A kind of multi-level phase change heat transfer system the most according to claim 1, it is characterized in that, described vaporization cycle branch road (I), vaporization cycle branch road (II) ... vaporization cycle branch road (M) and condensation cycle branch road (I), condensation cycle branch road (II) ... condensation cycle branch road (N) is the most all an independent circulation branch road, having independent loops pump, its work does not affects when running.

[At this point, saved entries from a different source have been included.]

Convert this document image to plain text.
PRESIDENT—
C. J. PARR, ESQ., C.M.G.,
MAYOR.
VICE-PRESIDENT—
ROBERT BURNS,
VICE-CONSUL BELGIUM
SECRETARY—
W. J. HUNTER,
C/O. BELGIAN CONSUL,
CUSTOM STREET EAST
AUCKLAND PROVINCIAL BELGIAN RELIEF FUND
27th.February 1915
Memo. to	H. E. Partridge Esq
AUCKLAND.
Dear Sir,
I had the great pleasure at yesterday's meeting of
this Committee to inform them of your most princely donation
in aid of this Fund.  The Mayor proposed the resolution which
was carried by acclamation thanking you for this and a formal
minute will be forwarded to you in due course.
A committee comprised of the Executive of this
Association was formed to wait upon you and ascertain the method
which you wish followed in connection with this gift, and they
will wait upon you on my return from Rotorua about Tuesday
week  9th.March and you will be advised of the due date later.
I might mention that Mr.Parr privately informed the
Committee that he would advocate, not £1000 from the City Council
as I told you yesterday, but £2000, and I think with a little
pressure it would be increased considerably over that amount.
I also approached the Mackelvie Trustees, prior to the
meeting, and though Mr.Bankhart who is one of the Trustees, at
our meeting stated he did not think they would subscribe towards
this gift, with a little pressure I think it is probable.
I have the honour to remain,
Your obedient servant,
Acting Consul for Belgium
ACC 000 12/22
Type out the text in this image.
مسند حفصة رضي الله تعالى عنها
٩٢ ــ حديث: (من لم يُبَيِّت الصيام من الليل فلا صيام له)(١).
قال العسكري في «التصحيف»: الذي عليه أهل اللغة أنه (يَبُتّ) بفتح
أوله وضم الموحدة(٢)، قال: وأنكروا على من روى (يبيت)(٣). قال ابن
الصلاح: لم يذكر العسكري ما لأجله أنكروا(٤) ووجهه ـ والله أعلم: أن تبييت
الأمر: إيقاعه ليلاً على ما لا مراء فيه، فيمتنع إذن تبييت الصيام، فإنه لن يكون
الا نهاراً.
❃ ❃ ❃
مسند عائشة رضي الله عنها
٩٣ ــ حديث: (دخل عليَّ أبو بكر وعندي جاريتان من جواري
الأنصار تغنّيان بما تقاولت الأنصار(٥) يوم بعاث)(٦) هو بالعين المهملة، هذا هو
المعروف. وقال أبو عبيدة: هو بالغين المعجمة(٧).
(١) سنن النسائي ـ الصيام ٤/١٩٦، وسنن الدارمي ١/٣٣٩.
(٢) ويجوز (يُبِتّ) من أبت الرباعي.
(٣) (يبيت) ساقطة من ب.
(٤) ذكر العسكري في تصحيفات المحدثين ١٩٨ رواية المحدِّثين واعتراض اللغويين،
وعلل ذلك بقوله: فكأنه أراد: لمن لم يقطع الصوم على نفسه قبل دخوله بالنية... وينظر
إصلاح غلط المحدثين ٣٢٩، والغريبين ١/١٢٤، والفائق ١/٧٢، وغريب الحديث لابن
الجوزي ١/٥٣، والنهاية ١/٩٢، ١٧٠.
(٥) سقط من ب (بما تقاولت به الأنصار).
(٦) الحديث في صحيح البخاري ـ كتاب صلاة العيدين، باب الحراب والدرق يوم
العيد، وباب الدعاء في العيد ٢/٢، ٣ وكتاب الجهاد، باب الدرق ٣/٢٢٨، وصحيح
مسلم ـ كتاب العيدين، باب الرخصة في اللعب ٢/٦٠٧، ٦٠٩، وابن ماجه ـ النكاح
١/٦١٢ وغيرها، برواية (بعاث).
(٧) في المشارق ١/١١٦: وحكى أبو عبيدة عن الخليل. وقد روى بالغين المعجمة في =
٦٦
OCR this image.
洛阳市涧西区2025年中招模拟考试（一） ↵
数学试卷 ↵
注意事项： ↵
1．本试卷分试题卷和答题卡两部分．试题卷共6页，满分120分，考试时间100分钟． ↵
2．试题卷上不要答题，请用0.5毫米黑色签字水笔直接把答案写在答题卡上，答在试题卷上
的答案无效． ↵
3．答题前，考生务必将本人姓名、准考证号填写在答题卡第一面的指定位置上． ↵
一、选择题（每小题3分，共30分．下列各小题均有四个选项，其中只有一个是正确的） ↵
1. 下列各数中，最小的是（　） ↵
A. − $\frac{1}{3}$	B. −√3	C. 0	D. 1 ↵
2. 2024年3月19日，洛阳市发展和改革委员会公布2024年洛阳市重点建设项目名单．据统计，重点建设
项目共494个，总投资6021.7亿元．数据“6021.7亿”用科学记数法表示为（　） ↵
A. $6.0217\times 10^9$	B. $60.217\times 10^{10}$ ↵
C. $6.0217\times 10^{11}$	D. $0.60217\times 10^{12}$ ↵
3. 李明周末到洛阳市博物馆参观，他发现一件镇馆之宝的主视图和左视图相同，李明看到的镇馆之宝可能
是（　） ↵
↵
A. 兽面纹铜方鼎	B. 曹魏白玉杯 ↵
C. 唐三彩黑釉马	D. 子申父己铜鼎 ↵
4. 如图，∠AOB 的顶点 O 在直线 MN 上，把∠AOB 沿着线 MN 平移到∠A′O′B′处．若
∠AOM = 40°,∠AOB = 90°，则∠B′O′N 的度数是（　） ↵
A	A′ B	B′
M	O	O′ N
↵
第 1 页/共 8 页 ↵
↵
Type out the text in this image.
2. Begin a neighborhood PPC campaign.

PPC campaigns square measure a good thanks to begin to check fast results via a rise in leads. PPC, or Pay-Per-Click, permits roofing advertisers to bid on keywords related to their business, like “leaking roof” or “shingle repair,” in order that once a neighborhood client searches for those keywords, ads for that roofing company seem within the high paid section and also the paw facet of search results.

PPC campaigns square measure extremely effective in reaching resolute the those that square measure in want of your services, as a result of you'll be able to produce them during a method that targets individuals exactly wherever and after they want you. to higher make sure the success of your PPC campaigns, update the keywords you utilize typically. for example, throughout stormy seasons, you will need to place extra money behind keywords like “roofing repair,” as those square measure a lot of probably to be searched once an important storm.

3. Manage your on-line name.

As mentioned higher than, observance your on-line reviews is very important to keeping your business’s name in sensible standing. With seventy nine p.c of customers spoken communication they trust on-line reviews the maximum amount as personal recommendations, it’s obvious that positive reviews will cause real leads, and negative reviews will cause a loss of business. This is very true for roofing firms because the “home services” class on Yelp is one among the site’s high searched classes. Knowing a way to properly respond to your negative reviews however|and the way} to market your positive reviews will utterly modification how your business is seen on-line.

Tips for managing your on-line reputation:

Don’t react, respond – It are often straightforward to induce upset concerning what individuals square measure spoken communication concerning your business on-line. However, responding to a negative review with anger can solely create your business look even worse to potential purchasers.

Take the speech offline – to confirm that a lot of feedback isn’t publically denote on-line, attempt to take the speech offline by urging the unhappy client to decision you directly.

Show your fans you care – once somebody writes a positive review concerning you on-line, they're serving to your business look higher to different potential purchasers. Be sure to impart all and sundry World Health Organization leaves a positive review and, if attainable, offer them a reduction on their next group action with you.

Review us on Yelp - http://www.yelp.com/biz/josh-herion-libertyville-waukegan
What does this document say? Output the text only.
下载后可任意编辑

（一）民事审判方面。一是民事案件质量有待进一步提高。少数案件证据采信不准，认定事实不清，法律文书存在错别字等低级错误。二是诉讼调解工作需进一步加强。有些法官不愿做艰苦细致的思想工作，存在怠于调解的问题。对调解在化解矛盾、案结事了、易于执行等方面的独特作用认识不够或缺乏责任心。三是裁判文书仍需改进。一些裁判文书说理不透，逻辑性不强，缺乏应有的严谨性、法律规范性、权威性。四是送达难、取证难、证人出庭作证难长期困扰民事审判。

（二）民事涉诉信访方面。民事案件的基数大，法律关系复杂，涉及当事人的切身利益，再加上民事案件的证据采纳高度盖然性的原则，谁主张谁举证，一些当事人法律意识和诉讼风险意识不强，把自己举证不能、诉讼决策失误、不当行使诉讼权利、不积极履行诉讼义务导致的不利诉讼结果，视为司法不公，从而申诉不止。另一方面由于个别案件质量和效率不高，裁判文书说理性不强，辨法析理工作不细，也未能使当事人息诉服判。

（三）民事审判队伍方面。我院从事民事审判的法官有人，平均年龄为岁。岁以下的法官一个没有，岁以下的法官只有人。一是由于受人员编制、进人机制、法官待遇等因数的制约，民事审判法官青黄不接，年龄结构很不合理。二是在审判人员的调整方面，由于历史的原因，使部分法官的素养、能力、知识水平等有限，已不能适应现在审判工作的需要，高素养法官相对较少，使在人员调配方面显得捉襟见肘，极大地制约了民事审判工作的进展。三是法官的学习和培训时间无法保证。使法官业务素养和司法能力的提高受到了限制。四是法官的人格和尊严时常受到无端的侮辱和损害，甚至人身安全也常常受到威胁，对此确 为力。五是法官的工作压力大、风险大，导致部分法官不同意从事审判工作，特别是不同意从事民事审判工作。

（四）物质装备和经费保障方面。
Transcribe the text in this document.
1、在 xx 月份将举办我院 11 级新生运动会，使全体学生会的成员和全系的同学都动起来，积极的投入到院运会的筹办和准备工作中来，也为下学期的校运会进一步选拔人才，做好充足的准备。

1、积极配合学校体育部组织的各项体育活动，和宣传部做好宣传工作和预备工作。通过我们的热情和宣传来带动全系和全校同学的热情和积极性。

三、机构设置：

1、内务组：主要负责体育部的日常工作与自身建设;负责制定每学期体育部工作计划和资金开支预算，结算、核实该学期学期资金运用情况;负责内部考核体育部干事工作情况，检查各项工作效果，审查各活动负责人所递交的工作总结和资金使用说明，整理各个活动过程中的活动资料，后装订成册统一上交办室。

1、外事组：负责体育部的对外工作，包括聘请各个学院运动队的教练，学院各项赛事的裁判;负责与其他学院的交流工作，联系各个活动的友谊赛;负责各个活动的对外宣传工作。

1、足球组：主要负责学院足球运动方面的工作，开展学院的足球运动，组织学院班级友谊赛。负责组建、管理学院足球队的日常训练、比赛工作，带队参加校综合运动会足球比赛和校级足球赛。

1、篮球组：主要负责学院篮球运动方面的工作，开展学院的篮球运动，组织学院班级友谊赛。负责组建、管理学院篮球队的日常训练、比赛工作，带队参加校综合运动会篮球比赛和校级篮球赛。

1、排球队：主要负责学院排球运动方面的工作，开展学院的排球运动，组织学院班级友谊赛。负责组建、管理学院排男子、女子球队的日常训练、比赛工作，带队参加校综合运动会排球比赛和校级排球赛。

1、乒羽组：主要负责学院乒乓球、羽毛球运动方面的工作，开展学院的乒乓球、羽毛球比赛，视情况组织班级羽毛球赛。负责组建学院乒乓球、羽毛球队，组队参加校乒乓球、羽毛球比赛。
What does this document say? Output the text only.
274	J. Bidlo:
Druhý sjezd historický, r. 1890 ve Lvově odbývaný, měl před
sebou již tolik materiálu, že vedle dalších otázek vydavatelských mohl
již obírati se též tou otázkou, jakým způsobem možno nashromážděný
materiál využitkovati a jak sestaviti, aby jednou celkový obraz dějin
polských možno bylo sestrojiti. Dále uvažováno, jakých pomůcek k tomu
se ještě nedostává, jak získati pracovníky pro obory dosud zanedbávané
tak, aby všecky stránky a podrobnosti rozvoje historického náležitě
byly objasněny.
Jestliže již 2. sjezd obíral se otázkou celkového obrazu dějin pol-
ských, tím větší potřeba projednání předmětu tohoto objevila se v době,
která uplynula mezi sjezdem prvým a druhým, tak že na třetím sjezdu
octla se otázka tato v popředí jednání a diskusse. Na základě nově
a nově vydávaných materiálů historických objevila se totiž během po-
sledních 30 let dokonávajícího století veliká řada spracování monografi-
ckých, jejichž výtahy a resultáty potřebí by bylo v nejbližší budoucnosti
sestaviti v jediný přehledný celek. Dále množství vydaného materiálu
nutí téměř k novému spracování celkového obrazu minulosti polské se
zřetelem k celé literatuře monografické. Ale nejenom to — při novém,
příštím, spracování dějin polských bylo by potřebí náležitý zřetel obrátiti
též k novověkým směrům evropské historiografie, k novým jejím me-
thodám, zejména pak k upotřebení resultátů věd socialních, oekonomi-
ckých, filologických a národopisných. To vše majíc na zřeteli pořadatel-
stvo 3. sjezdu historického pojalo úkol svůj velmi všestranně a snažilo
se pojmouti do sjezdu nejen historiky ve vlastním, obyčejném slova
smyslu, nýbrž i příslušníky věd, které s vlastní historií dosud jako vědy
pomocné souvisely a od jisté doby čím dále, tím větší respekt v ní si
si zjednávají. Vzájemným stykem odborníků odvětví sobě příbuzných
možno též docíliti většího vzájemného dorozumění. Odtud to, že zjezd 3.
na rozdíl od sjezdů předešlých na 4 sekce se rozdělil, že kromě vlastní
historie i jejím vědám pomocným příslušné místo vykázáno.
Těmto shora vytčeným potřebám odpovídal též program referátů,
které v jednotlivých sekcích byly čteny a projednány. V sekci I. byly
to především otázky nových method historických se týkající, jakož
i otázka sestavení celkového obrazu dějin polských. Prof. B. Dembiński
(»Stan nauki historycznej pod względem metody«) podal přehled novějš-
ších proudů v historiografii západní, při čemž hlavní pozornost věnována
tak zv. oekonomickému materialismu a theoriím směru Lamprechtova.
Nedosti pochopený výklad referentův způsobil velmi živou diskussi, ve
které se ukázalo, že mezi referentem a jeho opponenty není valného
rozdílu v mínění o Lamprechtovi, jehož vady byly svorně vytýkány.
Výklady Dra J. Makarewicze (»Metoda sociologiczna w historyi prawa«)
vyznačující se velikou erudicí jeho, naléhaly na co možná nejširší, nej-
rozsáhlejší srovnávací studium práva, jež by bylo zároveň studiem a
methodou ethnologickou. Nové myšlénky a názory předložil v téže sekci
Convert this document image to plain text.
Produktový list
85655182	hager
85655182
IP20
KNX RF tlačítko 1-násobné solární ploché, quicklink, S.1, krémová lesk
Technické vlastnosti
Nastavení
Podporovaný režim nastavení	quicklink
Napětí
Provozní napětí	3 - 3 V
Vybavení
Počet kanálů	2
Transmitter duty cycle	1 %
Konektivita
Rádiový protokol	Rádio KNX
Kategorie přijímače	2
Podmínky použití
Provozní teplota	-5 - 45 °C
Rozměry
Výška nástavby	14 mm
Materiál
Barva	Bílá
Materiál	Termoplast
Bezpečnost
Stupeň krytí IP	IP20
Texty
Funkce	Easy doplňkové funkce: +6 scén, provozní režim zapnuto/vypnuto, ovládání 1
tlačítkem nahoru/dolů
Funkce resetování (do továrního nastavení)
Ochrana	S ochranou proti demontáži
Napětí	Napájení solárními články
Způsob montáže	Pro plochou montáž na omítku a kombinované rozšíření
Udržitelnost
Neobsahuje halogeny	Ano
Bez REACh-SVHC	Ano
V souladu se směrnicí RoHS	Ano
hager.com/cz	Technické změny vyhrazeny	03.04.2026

A kind of multi-level phase change heat transfer system the most according to claim 1, it is characterised in that described circuit control system controls vaporizer circulating pump (51；52 ... 5M) and condenser circulating pump (41；42 ... 4N) motor opens quantity and operating condition, thus control the running status of hot-pipe system, any one vaporizer circulating pump and any one condenser circulating pump can be opened, any one vaporizer circulating pump and multiple condenser circulating pump can be opened, multiple vaporizer circulating pump and any one condenser circulating pump can also be opened, i.e. realize vaporizer (21；22 ... 2M) with condenser (11；12 ... 1N) one to one, one-to-many and many-to-one mode of operation.

A kind of multi-level phase change heat transfer system the most according to claim 1, it is characterized in that, when the installation site of condenser is higher than fluid reservoir, in condensation cycle branch road one, multiple or all branches condenser circulating pump can be removed, make condensed fluid be back under gravity in fluid reservoir (3).